Ci mancava l’umanista Davide Vargas, questo scrittore-architetto aversano ma radicato nelle sovrapposizioni partenopee. Ora che Pironti ha dato alle stampe “L’altra città, guida sentimentale di Napoli (pagg.157, euro 12)” che conclude quella trilogia dei “luoghi parlanti” che aveva visto pubblicare “Racconti di architettura (2012)” e “Racconti di qui (2009)” , possiamo approfittarne per rileggerlo e ritrovare quello che ci aveva stupito alla prima lettura: la capacità di andare oltre, attraverso il racconto di un progetto grafico o di un monumento, utilizzando la narrazione poetica.
Ora nell’ultimo testo – una serie di racconti che descrivono monumenti simbolo della Città come l’Accademia delle Belle Arti, Il cimitero di Poggioreale, l’Albergo dei poveri o i grafiti di Bansky – Vargas tenta la quadratura del cerchio della napoletanità. Quella napoletanità oggi tanto variamente declinata che è il vero oro della città dai Greci ai nostri giorni confusi.
Già dalla concezione dell’edificio come prolungamento pubblico ed umano della Città – la descrizione della Carlesca Accademia delle Belle Arti, con la gipsoteca e la Sala Palizzi, ne è un esempio lampante – lo scrittore assevera il suo metodo delle trame che svelano il senso. Ma questa stratificazione che dà spazio alle nuove trame dell’oggi può essere colta solo da chi ha “occhi letterari per vedere”.
Perché solo “la trama complessa che si svolge restituisce il significato”. Mimì Rea – nostro nume tutelare – parlò delle due Napoli che si contendevano la prima visione de la città obliqua. Per Vargas invece è il viaggio - il non essere mai andato, o il rivedere misto alle nostalgie del ritornare per riconoscere, ciò che si è perso - che svela una città (Napoli) che seppure nasca (anche) dall’esperienza sensibile, è “solo dentro di noi”.
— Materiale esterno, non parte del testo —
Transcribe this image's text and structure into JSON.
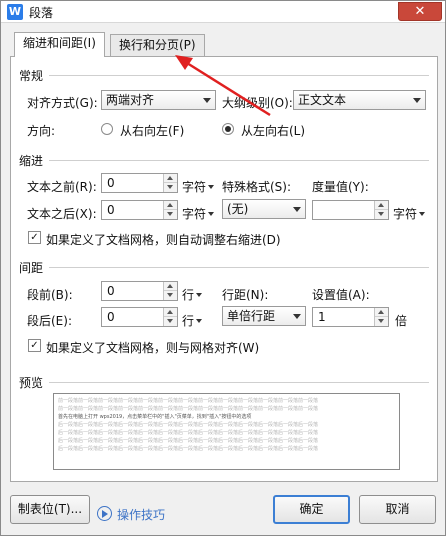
{
  "window": {
    "title": "段落",
    "app_icon_letter": "W",
    "close_glyph": "✕"
  },
  "tabs": [
    {
      "label": "缩进和间距(I)",
      "active": true
    },
    {
      "label": "换行和分页(P)",
      "active": false
    }
  ],
  "general": {
    "section": "常规",
    "alignment_label": "对齐方式(G):",
    "alignment_value": "两端对齐",
    "outline_label": "大纲级别(O):",
    "outline_value": "正文文本",
    "direction_label": "方向:",
    "direction_options": [
      "从右向左(F)",
      "从左向右(L)"
    ],
    "direction_selected": "从左向右(L)"
  },
  "indent": {
    "section": "缩进",
    "before_label": "文本之前(R):",
    "before_value": "0",
    "before_unit": "字符",
    "after_label": "文本之后(X):",
    "after_value": "0",
    "after_unit": "字符",
    "special_label": "特殊格式(S):",
    "special_value": "(无)",
    "measure_label": "度量值(Y):",
    "measure_value": "",
    "measure_unit": "字符",
    "auto_adjust_label": "如果定义了文档网格，则自动调整右缩进(D)",
    "auto_adjust_checked": true
  },
  "spacing": {
    "section": "间距",
    "before_label": "段前(B):",
    "before_value": "0",
    "before_unit": "行",
    "after_label": "段后(E):",
    "after_value": "0",
    "after_unit": "行",
    "line_spacing_label": "行距(N):",
    "line_spacing_value": "单倍行距",
    "setting_label": "设置值(A):",
    "setting_value": "1",
    "setting_unit": "倍",
    "snap_grid_label": "如果定义了文档网格，则与网格对齐(W)",
    "snap_grid_checked": true
  },
  "preview": {
    "section": "预览",
    "prev_lines": [
      "前一段落前一段落前一段落前一段落前一段落前一段落前一段落前一段落前一段落前一段落前一段落前一段落前一段落",
      "前一段落前一段落前一段落前一段落前一段落前一段落前一段落前一段落前一段落前一段落前一段落前一段落前一段落"
    ],
    "current_line": "首先在电脑上打开 wps2019，点击菜单栏中的\"插入\"页菜单，找到\"插入\"按钮中的选项",
    "next_lines": [
      "后一段落后一段落后一段落后一段落后一段落后一段落后一段落后一段落后一段落后一段落后一段落后一段落后一段落",
      "后一段落后一段落后一段落后一段落后一段落后一段落后一段落后一段落后一段落后一段落后一段落后一段落后一段落",
      "后一段落后一段落后一段落后一段落后一段落后一段落后一段落后一段落后一段落后一段落后一段落后一段落后一段落",
      "后一段落后一段落后一段落后一段落后一段落后一段落后一段落后一段落后一段落后一段落后一段落后一段落后一段落"
    ]
  },
  "footer": {
    "tabs_button": "制表位(T)...",
    "tips_label": "操作技巧",
    "ok": "确定",
    "cancel": "取消"
  },
  "colors": {
    "accent": "#3c7fd4",
    "close": "#c9483a",
    "annotation_arrow": "#e02020",
    "link": "#3d73c6"
  }
}
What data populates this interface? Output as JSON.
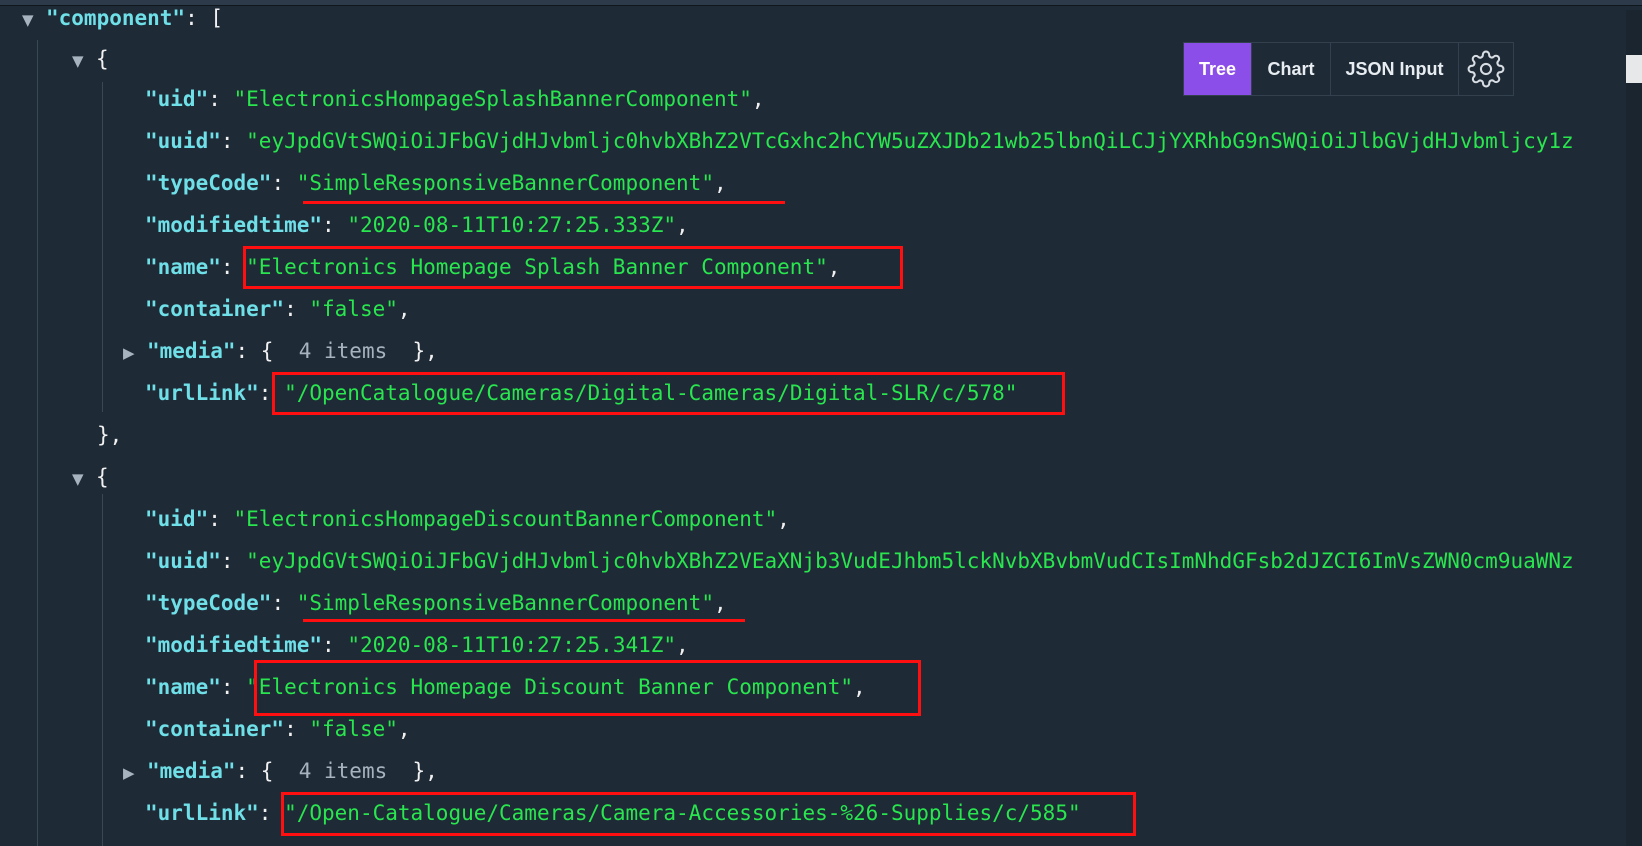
{
  "root": {
    "key": "\"component\"",
    "colon": ": ",
    "bracket": "["
  },
  "toolbar": {
    "tree_label": "Tree",
    "chart_label": "Chart",
    "json_input_label": "JSON Input",
    "settings_icon": "gear-icon"
  },
  "items": [
    {
      "uid_key": "\"uid\"",
      "uid_value": "\"ElectronicsHompageSplashBannerComponent\"",
      "uuid_key": "\"uuid\"",
      "uuid_value": "\"eyJpdGVtSWQiOiJFbGVjdHJvbmljc0hvbXBhZ2VTcGxhc2hCYW5uZXJDb21wb25lbnQiLCJjYXRhbG9nSWQiOiJlbGVjdHJvbmljcy1z",
      "typecode_key": "\"typeCode\"",
      "typecode_value": "\"SimpleResponsiveBannerComponent\"",
      "modified_key": "\"modifiedtime\"",
      "modified_value": "\"2020-08-11T10:27:25.333Z\"",
      "name_key": "\"name\"",
      "name_value": "\"Electronics Homepage Splash Banner Component\"",
      "container_key": "\"container\"",
      "container_value": "\"false\"",
      "media_key": "\"media\"",
      "media_count": "4 items",
      "urllink_key": "\"urlLink\"",
      "urllink_value": "\"/OpenCatalogue/Cameras/Digital-Cameras/Digital-SLR/c/578\""
    },
    {
      "uid_key": "\"uid\"",
      "uid_value": "\"ElectronicsHompageDiscountBannerComponent\"",
      "uuid_key": "\"uuid\"",
      "uuid_value": "\"eyJpdGVtSWQiOiJFbGVjdHJvbmljc0hvbXBhZ2VEaXNjb3VudEJhbm5lckNvbXBvbmVudCIsImNhdGFsb2dJZCI6ImVsZWN0cm9uaWNz",
      "typecode_key": "\"typeCode\"",
      "typecode_value": "\"SimpleResponsiveBannerComponent\"",
      "modified_key": "\"modifiedtime\"",
      "modified_value": "\"2020-08-11T10:27:25.341Z\"",
      "name_key": "\"name\"",
      "name_value": "\"Electronics Homepage Discount Banner Component\"",
      "container_key": "\"container\"",
      "container_value": "\"false\"",
      "media_key": "\"media\"",
      "media_count": "4 items",
      "urllink_key": "\"urlLink\"",
      "urllink_value": "\"/Open-Catalogue/Cameras/Camera-Accessories-%26-Supplies/c/585\""
    }
  ],
  "colors": {
    "background": "#1e2a36",
    "key": "#6fdfe8",
    "string": "#29e64e",
    "active_tab": "#8b4ee8",
    "annotation": "#ff0f0f"
  }
}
Sfilano le congruenze di Vargas come le restituzioni di dignità umane di un Ferdinando Fuga, che non a caso progettò e realizzò sia l’Accademia delle Belle Arti, che il Cimitero delle 366 fosse, che la facciata della Chiesa dei Girolamini. “Eppoi muri intonacati. Quelli che mi affascinano di più (…) , ma i colori vengono sempre dalla trama di questa città (…) , la stratificazione ha una forza magica”. E diremmo noi con Pennac: “la stratificazione è una forma di identità”. Ma qual è l’identità di Napoli? Napoli è una città scritta che accoglie sempre altre parole.